We have a role to play in influencing our clients’ perceptions of fairness.
He described three common methods for setting a price:
- The cost-plus method, which uses multiples and margins to determine cost. This method reflects an accounting mindset.
The market-based method asks “what will it take to win?” and sets a price that is competitive with others in the market and employs a sales mindset.
Value-based pricing is the most talked about and perhaps least understood. It sets prices based on the value of the service to the client.

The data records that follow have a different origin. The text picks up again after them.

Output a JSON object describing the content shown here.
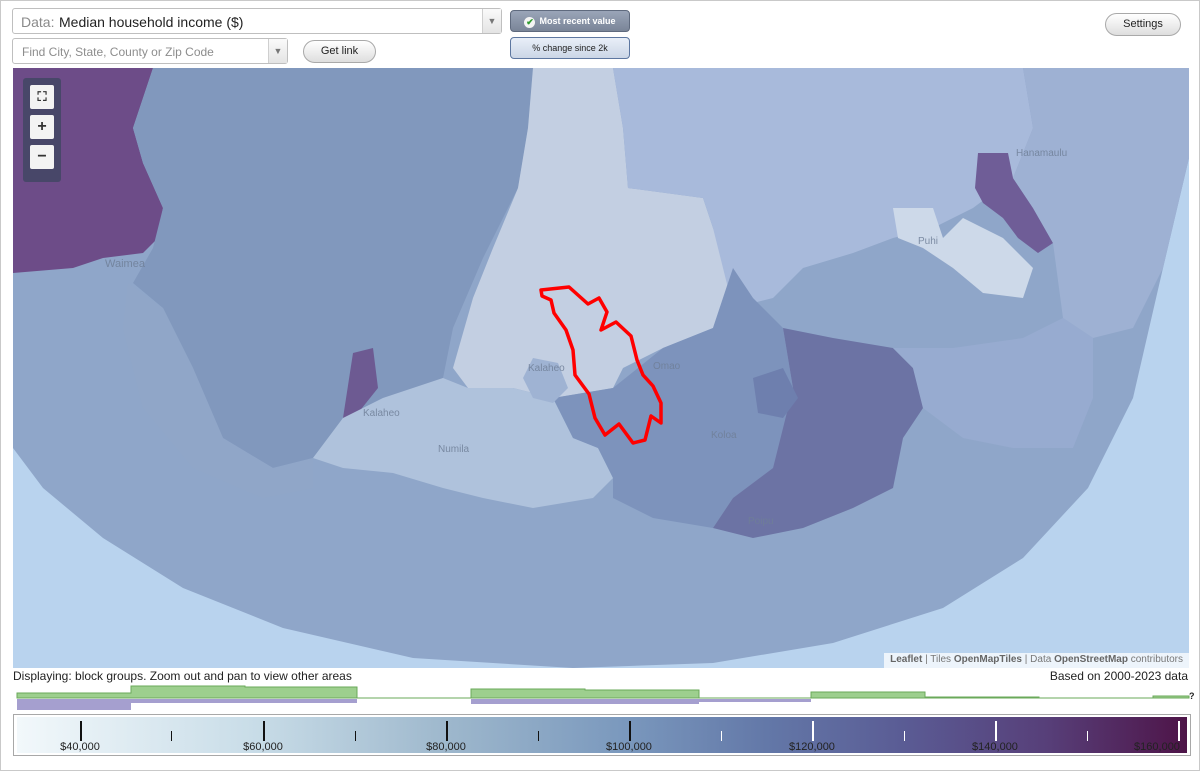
{
  "data_select": {
    "prefix": "Data:",
    "value": "Median household income ($)",
    "arrow_icon": "chevron-down-icon"
  },
  "find": {
    "placeholder": "Find City, State, County or Zip Code"
  },
  "buttons": {
    "get_link": "Get link",
    "most_recent": "Most recent value",
    "pct_change": "% change since 2k",
    "settings": "Settings"
  },
  "map": {
    "labels": [
      "Waimea",
      "Hanamaulu",
      "Puhi",
      "Kalaheo",
      "Koloa",
      "Omao",
      "Numila",
      "Kalaheo",
      "Poipu"
    ],
    "zoom": {
      "fullscreen_icon": "fullscreen-icon",
      "zoom_in": "+",
      "zoom_out": "−"
    },
    "attribution": {
      "leaflet": "Leaflet",
      "sep1": " | Tiles ",
      "tiles": "OpenMapTiles",
      "sep2": " | Data ",
      "data": "OpenStreetMap",
      "suffix": " contributors"
    },
    "colors": {
      "ocean": "#b9d3ee",
      "highlight_outline": "#ff0000"
    }
  },
  "footer": {
    "displaying": "Displaying: block groups. Zoom out and pan to view other areas",
    "based_on": "Based on 2000-2023 data",
    "unknown_mark": "?"
  },
  "legend": {
    "ticks": [
      {
        "label": "$40,000"
      },
      {
        "label": "$60,000"
      },
      {
        "label": "$80,000"
      },
      {
        "label": "$100,000"
      },
      {
        "label": "$120,000"
      },
      {
        "label": "$140,000"
      },
      {
        "label": "$160,000"
      }
    ]
  }
}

At its most basic level, pricing is the process of determining what a firm will receive in exchange for its services. It is important, said Colin, to think of pricing as a process, not as an event. The pricing process is comprised of key inputs (such as objectives, costs, competitors and client value), process elements (roles, strategies, tools and monitor, control and feedback) and components (fee level, fee structure).
If you never lose work because of price, you are pricing too low.

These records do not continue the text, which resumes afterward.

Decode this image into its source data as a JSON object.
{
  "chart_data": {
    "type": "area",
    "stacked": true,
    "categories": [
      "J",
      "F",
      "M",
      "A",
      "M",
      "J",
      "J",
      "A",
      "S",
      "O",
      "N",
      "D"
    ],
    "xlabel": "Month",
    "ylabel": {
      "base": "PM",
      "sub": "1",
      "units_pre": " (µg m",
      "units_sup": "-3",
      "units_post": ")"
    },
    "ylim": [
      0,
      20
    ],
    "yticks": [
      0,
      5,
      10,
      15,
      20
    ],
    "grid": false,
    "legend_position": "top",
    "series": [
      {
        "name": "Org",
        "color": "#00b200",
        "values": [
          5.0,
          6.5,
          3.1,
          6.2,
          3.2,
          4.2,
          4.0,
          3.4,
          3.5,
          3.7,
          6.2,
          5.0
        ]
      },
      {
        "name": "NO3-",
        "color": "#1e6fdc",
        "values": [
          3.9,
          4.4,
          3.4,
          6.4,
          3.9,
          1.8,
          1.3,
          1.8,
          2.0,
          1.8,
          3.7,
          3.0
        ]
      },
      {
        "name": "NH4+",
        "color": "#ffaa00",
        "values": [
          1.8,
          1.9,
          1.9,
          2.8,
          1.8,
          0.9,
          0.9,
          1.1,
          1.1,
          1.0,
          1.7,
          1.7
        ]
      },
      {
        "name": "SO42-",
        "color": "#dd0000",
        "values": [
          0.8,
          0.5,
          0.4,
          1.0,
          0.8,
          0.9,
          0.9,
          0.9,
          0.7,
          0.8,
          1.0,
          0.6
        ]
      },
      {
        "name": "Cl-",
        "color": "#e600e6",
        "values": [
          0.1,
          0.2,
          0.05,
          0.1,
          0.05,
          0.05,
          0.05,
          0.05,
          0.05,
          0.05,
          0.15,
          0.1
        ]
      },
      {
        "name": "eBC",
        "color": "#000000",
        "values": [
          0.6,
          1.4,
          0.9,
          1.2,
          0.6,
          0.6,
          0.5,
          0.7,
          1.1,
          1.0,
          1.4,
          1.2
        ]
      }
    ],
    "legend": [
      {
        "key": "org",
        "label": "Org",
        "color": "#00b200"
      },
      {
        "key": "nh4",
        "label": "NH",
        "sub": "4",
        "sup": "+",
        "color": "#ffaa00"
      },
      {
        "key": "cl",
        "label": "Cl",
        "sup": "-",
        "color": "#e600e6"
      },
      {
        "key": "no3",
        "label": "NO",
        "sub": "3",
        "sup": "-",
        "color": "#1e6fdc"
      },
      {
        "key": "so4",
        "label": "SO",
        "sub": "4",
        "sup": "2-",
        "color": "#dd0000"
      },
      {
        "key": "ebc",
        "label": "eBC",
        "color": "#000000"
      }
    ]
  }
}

“We are taught that we need to pay attention to client feedback, but that’s true only to a point,” he said. “Client feedback tends to define our place in the market.” He noted that losing work because of price is absolutely bound to happen as long as you are maintaining your competitive position and pricing. A premium firm, for example, will have high pricing and greater benefits. Their clients will say “we love your benefits, but you’re expensive.” The mid-market firms will hear similar. Economy firms, with low prices and fewer benefits, will hear the opposite (“we love your price, but wish we were getting better results and/or service”).
I just don’t want to be ripped off.
When it comes to pricing structures, clients are steering away from the hourly rate, which Colin says is overused in the legal profession. Other structures, such as fixed fees, event fees, monthly retainers, value billing and hybrid structures, are preferred instead. These bear much more resemblance to value billing and allocate risk between the client and the firm. With hourly fees, a disproportionate amount of risk falls on the client.
All of this does not make for a greedy client. Instead, said Colin, clients are buying emotionally and justifying rationally. They are saying “I’m happy to pay what’s fair, but I don’t want to be ripped off.” Clients are looking for signals as to whether the resulting price is fair and that they got good value for their spend. One of our roles as legal marketers is to influence the client's perception of value. Many factors come into play when clients are determining the fairness of price. They are comparing price to a range of alternatives, including competitors, benefits, discounts, estimates, options and even competitors in a different market position. The heightened role of procurement in these purchase decisions has further exacerbated these comparisons.
The key, says Colin, is to have clients focus on what is at stake. If you’re the firm who can do this, you automatically have an advantage. Additionally, the biggest area marketers can see improvement is in communicating the firm’s value. The more we can do so, the less pushback we will get on price.
There is no such thing as a price sensitive client.
When a client perceives that the benefits of one firm are equal to the benefits of the others, your work is seen as a commodity. Colin said, “there is no such thing as a price sensitive client, only a client who has grown indifferent to your differentiation.” However, there are so many ways that legal services differ from firm to firm, that they are really not commodities by nature. In conclusion, Colin offered three ways to combat commoditization:
Become the low cost provider.
Fight the good fight of differentiation and help them understand how the benefits you offer are greater than the benefits of others.
Change clients and transition away from clients who are pushing you down. Know your “walk away” position.